The same problem as mentioned above occurs here. Our own species was contemporary with Neanderthals so how do we know that they're really two different species? The skeletal structure appears different, to be sure, but skeletal structure is irrelevant. The skeletal structure of Great Danes and Chihuahuas differs significantly but they're still the same species. The criterion for distinct species is reproductive isolation - the inability to produce fertile offspring - not skeletal structure.

Susan Anton, a New York University anthropologist and co-author of the Leakey work, said she expects anti-evolution proponents to seize on the new research, but said it would be a mistake to try to use the new work to show flaws in evolution theory.

I don't know why it would be a mistake to use this to show the flaws of evolutionary theory. Generations of students have been taught that it's a demonstrated fact that our species is linearly descended from erectus which evolved from habilis. Students since the 19th century have been shown illustrations of the progressive evolution of modern man and have been assured by their teachers that the illustrations are reasonably accurate. Now we discover that they're not accurate at all.

Meanwhile, creationists of various types, most notably the Young Earth Creationists, have for sixty years been telling us that all hominids, despite their morphological differences, are the same species. They've been insisting that the conventional assumption of a linear evolutionary progression culminating in Homo sapiens is just wrong, that the evidence for it was very weak.

The Leakey discovery confirms the creationists' argument and refutes the traditional Darwinian view. I think the creationists have a right to point that out and to remind people that the evolutionists have been wrong about this aspect of their theory for over a century.

Anton then says this:

"This is not questioning the idea at all of evolution; it is refining some of the specific points," Anton said. "This is a great example of what science does and religion doesn't do. It's a continous self-testing process."

Of course. No Darwinian would ever think that any discovery, no matter how incompatible with their theory, would ever call that theory into question, but set that aside.

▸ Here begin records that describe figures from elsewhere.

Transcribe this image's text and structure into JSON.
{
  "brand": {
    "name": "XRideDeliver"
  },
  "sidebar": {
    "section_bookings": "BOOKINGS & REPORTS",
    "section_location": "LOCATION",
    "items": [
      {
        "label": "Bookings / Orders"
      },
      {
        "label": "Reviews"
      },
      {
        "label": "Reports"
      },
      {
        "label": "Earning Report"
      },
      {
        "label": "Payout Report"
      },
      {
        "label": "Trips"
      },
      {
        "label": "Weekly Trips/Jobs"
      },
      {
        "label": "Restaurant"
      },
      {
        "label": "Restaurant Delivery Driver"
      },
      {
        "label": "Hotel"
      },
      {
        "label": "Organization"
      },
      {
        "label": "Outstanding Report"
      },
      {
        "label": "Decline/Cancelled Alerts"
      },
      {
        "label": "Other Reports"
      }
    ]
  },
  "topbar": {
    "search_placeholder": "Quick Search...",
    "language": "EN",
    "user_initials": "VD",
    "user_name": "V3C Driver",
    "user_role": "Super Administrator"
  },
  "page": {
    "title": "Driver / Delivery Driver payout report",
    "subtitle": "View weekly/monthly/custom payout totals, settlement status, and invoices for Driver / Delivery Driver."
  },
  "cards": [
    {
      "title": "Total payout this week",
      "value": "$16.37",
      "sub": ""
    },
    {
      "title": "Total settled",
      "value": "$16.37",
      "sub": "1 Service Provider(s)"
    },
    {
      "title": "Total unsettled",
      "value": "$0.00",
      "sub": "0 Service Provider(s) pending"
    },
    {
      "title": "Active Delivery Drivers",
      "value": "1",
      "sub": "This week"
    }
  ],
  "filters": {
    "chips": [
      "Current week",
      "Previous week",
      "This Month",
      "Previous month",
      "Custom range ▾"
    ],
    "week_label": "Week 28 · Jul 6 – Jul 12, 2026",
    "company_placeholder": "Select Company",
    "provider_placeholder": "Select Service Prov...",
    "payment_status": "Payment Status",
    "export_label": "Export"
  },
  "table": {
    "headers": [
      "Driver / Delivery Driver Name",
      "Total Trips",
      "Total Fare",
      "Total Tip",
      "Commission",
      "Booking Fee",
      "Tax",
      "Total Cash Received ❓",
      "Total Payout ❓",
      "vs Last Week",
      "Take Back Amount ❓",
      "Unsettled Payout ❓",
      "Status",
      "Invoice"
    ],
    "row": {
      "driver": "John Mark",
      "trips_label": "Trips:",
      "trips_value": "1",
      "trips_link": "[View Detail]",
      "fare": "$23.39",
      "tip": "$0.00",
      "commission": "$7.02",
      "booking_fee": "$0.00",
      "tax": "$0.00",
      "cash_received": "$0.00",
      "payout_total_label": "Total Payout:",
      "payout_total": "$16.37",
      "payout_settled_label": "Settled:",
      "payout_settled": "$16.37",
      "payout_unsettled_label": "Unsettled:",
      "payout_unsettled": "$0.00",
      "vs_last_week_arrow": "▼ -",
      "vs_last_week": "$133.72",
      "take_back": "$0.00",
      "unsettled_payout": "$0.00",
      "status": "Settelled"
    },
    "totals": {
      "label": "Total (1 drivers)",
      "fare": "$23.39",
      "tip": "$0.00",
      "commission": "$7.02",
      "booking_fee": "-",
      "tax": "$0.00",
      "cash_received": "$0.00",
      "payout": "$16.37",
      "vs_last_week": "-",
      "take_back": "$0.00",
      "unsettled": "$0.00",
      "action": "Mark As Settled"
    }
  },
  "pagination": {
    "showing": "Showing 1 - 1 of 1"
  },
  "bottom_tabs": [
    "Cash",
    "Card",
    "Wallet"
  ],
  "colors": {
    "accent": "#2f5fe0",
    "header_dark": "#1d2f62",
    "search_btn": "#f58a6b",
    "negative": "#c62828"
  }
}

What does religion have to do with this discovery? The main question raised by the article is what reason is there for assuming that H. habilis and H. erectus - or Neanderthals and H. sapiens, for that matter - are all separate and distinct species? If it turns out that they're not that fact might have dramatic philosophical and religious implications, but to suggest, as Ms Anton seems to do, that simply questioning the Darwinian paradigm of human evolution is ipso facto religious is more than a little peculiar.